La mafia è un fenomeno afferente le classi dirigenti…”. Pio La Torre scrisse questa frase nella sua relazione della commissione Antimafia del 1976. Oggi quelle parole tornano alla ribalta prepotentemente. Nulla è cambiato, anzi. La sfiducia dei giovani nello Stato e nell'informazione.
Palermo – Trentotto anni fa l’omicidio di Pio La Torre e Rosario Di Salvo, caduti per mano della mafia. Erano le 9:20 del 30 aprile 1982. Pio La Torre, già parlamentare, segretario regionale del Partito comunista italiano e sindacalista, si stava recando nella sede del partito a Palermo, accompagnato da Rosario Di Salvo, suo autista e militante, quando in via Vincenzo Li Muli la Fiat 132 con i due uomini a bordo, venne raggiunta da una moto di grossa cilindrata. I corpi di La Torre e Di Salvo vennero crivellati da una raffica di proiettili. Per i due non ci fu scampo. Ci sono voluti anni per fare piena luce su quel terribile duplice omicidio avvenuto per mano dei corleonesi nell’ambito della seconda guerra di mafia in Sicilia. Pio La Torre doveva morire e a sentenziare il suo destino era stato Totò Riina.
La colpa del segretario regionale del PCI era quella di essere stato il primo firmatario di quella che poi, dopo la sua morte, divenne la Legge 646 del 13 settembre 1982, meglio conosciuta come legge Rognoni-La Torre, che introdusse per la prima volta nel codice penale la previsione di reato di “associazione di tipo mafioso”, contemplata nell’articolo 416-bis. A quella legge, proposta anni prima da La Torre, lavorarono anche i Giudici Giovanni Falcone e Paolo Borsellino e fu promulgata solo dopo un altro sacrificio, quello di Carlo Alberto dalla Chiesa, ucciso il 3 settembre 1982 nella strage di via Carini.
Pio La Torre ha lasciato una grande eredità raccolta da chi oggi è in prima linea nella lotta alle mafie e quest’anno, a ricordare quel brutale duplice omicidio, non ci saranno cerimonie solenni, ma un’approfondita riflessione suggerita dal Centro Studi che porta il nome del segretario regionale del PCI che, nel ricordo di Pio La Torre, ha deciso di coinvolgere i giovani studenti italiani attraverso un questionario finalizzato a misurare la conoscenza e l’approccio delle nuove generazioni rispetto al fenomeno mafioso.“…La mafia è un fenomeno afferente le classi dirigenti…”. Pio La Torre scrisse questa frase nella sua relazione della commissione Antimafia del 1976 ed è sorprendente vedere come gli studenti di oggi condividano in pieno questa interpretazione, convinti che mafia e politica vadano a braccetto.

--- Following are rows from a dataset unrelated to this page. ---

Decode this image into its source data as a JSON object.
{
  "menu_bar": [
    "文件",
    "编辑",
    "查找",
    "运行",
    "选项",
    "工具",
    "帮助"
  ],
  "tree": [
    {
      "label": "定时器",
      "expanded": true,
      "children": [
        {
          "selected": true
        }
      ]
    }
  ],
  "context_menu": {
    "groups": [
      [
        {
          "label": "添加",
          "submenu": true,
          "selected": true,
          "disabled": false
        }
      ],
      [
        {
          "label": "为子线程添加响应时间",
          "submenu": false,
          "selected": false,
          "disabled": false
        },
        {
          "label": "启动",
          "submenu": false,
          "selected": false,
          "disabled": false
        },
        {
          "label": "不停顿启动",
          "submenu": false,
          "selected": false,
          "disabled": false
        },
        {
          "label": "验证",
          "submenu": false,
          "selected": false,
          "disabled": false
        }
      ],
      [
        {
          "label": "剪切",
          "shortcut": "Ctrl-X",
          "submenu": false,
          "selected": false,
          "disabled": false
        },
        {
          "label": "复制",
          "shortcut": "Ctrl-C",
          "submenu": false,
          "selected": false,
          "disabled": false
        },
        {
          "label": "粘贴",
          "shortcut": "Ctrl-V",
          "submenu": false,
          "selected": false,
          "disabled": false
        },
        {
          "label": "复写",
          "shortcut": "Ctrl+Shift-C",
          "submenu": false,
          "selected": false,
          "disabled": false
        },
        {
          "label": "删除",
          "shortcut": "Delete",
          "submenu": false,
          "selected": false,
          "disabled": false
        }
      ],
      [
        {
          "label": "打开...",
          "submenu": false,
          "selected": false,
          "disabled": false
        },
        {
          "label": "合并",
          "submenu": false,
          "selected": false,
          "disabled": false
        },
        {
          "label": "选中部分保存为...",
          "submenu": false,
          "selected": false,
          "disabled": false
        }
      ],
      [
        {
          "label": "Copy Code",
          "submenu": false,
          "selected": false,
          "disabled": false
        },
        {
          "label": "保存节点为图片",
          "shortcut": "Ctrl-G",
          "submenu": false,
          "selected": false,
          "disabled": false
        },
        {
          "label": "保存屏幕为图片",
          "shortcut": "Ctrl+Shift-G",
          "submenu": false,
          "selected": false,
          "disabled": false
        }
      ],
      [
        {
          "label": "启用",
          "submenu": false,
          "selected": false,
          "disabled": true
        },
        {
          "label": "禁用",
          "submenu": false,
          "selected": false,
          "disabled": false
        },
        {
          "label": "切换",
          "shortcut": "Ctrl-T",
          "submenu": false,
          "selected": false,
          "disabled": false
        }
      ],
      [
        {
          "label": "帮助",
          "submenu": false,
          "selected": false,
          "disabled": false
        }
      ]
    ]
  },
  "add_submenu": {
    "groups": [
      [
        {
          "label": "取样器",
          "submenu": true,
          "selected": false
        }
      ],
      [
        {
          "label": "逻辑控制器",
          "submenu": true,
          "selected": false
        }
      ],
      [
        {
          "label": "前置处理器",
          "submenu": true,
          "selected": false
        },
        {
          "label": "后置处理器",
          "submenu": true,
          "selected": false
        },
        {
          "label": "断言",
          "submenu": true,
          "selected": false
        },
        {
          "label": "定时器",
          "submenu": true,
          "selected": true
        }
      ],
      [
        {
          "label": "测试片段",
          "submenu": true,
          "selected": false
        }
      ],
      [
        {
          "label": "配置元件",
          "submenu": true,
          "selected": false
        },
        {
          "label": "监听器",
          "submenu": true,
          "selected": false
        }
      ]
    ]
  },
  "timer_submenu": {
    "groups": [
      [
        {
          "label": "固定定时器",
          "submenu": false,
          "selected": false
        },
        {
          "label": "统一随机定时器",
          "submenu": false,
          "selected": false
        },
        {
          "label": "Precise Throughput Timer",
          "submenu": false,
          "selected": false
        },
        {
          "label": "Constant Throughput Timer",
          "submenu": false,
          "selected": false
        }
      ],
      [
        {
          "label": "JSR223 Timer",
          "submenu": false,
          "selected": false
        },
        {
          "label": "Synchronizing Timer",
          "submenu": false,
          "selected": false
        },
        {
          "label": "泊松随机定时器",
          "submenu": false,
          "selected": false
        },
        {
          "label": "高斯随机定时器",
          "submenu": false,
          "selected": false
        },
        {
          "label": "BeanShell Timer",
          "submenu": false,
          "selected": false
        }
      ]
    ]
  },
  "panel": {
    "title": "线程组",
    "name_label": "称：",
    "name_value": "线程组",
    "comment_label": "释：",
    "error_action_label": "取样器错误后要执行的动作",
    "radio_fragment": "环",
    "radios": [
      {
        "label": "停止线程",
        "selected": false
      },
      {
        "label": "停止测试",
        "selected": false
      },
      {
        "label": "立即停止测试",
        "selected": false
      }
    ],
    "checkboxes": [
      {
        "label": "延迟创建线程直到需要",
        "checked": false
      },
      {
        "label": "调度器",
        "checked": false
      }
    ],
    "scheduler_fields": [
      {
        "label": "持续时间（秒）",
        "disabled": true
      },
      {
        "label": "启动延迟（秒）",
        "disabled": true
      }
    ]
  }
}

Questo è il risultato della 13sima indagine sulla percezione mafiosa che, per la prima volta in assoluto, ha coinvolto anche gli studenti detenuti nelle carceri italiane.
Secondo quanto emerso dall’indagine del Centro Studi Pio La Torre, due ragazzi su tre sono certi che lo Stato non fa abbastanza per sconfiggere le mafie, tre su quattro sono convinti che i boss fanno parte dello Stato e, a tratti, lo guidano. Per oltre l’87% dei giovani il rapporto tra mafia e politica è molto forte o abbastanza forte, al punto da vedere nella corruzione della classe politica le ragioni della sua diffusione al Nord (56,89%) e nella corruzione della classe dirigente le ragioni della sua sopravvivenza (50,74%).
Toccato poi anche il tema dell’informazione, un dato su tutti: il 76% degli studenti si informa sui social network, il canale preferito è Instagram. Solo un ragazzo su 10 si fida dei giornalisti, meno del 5% legge i giornali cartacei e il 22,67% si affida a quelli online.
La notizia positiva è che la stragrande maggioranza degli intervistati considera le vittime della mafia degli eroi, persone da ammirare, mentre, sul fronte dei doveri civici, nell’indagine condotta dal Centro Studi che ha coinvolto circa 100 scuole, è emersa forte tra i giovani l’influenza dei “Fridays for future” portati avanti da Greta Thunberg.